I’m going to tune the $\beta$ parameters for the logistic regression on the training data through cross validation, and test on the test set using a threshold of 50%.

```
lrcv = LogisticRegressionCV(cv=5, solver='liblinear')
lrcv.fit(X_train, y_train)
```

```
LogisticRegressionCV(Cs=10, class_weight=None, cv=5, dual=False,
fit_intercept=True, intercept_scaling=1.0, max_iter=100,
multi_class='ovr', n_jobs=1, penalty='l2', random_state=None,
refit=True, scoring=None, solver='liblinear', tol=0.0001,
verbose=0)
```

```
print("Test accuracy: {:.2f}".format(lrcv.score(X_test, y_test)))
```

```
Test accuracy: 0.98
```

# Probability prediction comparison

What is the root mean squared difference in predicted probabilities?

*1* indicates total disagreement *0* indicates complete agreement.

```
rmsd = np.sqrt(
np.mean(
(lrcv.predict_proba(X_test)[:,0] - svc_model.predict_proba(X_test)[:,0]) ** 2
)
)
```

```
print('Root mean squared difference in probabilities:', rmsd)
```

```
Root mean squared difference in probabilities: 0.107123116443
```

This means that there’s about an average of a 10% difference in predicted probabilities for any one point.

# Which parts of the probability distributions are in disagreement?

```
fig = plt.figure(figsize=(8,8))
ax = Axes3D(fig)
pos_test_filter = y_test.astype(bool)
y_lr_p = lrcv.predict_proba(X_test)[:,0]
y_svc_p = svc_model.predict_proba(X_test)[:,0]
abs_disagree = y_lr_p - y_svc_p
def init():
ax.scatter(
X_test[pos_test_filter,0], X_test[pos_test_filter,1],
abs_disagree[pos_test_filter], c='b'
);
ax.scatter(
X_test[~pos_test_filter,0], X_test[~pos_test_filter,1],
abs_disagree[~pos_test_filter], c='r'
);
return fig,
def animate(i):
ax.view_init(elev=23., azim=i)
return fig,
anim = animation.FuncAnimation(
fig, animate, init_func=init,
frames=360, interval=20, blit=True
)
HTML(anim.to_html5_video())
```

# Conclusion

This demonstrates that the kernel logistic regression has extreme utility.
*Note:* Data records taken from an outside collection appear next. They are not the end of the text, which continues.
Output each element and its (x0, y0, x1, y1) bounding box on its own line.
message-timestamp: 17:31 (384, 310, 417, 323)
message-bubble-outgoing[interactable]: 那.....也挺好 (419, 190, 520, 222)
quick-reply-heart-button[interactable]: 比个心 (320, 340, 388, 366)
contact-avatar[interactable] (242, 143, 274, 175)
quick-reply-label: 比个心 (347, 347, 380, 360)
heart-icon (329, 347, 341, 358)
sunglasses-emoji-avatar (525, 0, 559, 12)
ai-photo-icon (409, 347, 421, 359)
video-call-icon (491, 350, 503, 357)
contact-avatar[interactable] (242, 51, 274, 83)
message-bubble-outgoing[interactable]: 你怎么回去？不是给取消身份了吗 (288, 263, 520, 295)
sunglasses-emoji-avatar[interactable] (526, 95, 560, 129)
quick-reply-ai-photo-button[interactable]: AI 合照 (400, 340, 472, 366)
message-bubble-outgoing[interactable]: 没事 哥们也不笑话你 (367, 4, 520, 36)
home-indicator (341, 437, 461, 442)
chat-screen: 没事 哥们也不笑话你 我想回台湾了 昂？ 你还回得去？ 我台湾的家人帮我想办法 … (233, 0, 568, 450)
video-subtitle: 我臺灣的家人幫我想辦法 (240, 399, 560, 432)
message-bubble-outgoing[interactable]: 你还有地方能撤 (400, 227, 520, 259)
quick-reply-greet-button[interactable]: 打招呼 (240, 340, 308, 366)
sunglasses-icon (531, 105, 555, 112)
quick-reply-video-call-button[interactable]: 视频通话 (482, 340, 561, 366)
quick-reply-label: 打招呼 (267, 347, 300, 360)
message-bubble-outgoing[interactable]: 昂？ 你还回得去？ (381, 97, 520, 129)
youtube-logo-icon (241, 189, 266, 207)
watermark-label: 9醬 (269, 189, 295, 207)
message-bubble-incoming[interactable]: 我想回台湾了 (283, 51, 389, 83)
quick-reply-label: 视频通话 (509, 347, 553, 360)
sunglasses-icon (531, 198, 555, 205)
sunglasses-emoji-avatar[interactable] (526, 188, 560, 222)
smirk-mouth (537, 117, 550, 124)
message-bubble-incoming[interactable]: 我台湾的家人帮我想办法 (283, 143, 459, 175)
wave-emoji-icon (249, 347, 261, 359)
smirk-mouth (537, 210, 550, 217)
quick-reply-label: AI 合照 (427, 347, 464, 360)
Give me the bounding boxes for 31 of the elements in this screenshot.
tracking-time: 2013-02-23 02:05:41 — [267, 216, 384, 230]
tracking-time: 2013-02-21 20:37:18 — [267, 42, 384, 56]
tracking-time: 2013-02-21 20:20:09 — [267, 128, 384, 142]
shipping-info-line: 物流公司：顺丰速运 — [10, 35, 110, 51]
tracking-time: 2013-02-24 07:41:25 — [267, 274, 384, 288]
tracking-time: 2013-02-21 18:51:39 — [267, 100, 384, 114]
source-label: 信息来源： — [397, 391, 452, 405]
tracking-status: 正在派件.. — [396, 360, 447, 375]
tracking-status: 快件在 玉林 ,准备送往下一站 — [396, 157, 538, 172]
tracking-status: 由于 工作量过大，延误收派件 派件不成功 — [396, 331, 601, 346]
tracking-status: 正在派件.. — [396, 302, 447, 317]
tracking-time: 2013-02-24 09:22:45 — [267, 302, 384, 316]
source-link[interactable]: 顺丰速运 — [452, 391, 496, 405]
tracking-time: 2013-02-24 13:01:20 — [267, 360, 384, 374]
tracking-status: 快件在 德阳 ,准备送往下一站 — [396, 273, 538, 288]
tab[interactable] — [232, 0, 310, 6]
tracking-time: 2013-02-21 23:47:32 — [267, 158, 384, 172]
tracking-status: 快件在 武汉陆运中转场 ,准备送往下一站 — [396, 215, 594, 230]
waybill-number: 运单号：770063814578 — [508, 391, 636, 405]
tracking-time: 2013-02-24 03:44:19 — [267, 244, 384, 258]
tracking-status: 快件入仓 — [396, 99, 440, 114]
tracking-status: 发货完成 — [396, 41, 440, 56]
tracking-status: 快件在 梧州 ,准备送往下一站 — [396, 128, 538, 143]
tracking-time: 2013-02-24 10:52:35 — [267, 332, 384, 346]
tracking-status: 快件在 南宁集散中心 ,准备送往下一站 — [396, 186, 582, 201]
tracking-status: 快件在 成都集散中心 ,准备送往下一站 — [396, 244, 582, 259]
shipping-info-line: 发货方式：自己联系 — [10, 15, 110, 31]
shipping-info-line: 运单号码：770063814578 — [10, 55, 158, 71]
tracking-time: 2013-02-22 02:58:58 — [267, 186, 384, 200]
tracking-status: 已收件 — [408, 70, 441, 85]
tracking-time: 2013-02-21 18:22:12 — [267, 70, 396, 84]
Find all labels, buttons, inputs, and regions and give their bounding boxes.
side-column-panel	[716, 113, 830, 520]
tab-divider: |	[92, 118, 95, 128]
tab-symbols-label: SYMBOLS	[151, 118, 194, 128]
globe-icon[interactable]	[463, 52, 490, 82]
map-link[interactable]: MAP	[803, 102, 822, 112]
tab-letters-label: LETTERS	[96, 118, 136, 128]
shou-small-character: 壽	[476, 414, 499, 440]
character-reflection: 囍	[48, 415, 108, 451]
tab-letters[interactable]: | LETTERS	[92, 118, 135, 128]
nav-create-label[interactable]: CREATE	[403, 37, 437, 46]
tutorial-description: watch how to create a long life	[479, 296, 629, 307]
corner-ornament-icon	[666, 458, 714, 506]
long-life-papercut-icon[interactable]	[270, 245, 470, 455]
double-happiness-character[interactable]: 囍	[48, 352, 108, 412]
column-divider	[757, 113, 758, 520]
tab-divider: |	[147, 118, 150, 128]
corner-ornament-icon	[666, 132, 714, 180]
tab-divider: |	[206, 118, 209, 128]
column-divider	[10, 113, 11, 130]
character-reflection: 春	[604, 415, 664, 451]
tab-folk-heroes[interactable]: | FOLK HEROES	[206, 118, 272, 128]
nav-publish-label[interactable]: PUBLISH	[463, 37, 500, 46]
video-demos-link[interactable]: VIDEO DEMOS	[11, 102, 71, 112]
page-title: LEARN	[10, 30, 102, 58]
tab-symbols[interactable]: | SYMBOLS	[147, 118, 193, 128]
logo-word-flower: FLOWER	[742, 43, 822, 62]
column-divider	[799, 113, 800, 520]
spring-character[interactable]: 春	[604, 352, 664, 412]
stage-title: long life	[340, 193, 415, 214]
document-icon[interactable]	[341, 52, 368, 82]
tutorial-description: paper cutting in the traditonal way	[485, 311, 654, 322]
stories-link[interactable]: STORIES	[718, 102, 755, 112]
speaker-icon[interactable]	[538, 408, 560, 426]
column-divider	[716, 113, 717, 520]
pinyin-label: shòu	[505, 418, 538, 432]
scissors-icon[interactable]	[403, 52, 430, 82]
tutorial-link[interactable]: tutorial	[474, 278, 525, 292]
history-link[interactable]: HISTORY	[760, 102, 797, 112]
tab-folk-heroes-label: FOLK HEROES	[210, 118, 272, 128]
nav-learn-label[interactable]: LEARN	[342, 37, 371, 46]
It was able to more accurately capture the actual underlying probability density functions. The central core has a very high probability of belonging to the positive class which should decrease linearly moving outward.

Still, as classifiers in the real world, they performed about the same. In instances where you’d rather have accurate predictions of probabilities, which can allow you to adjust the threshold to your own needs, the logistic regression together with a kernel function is a great option that is probably underused.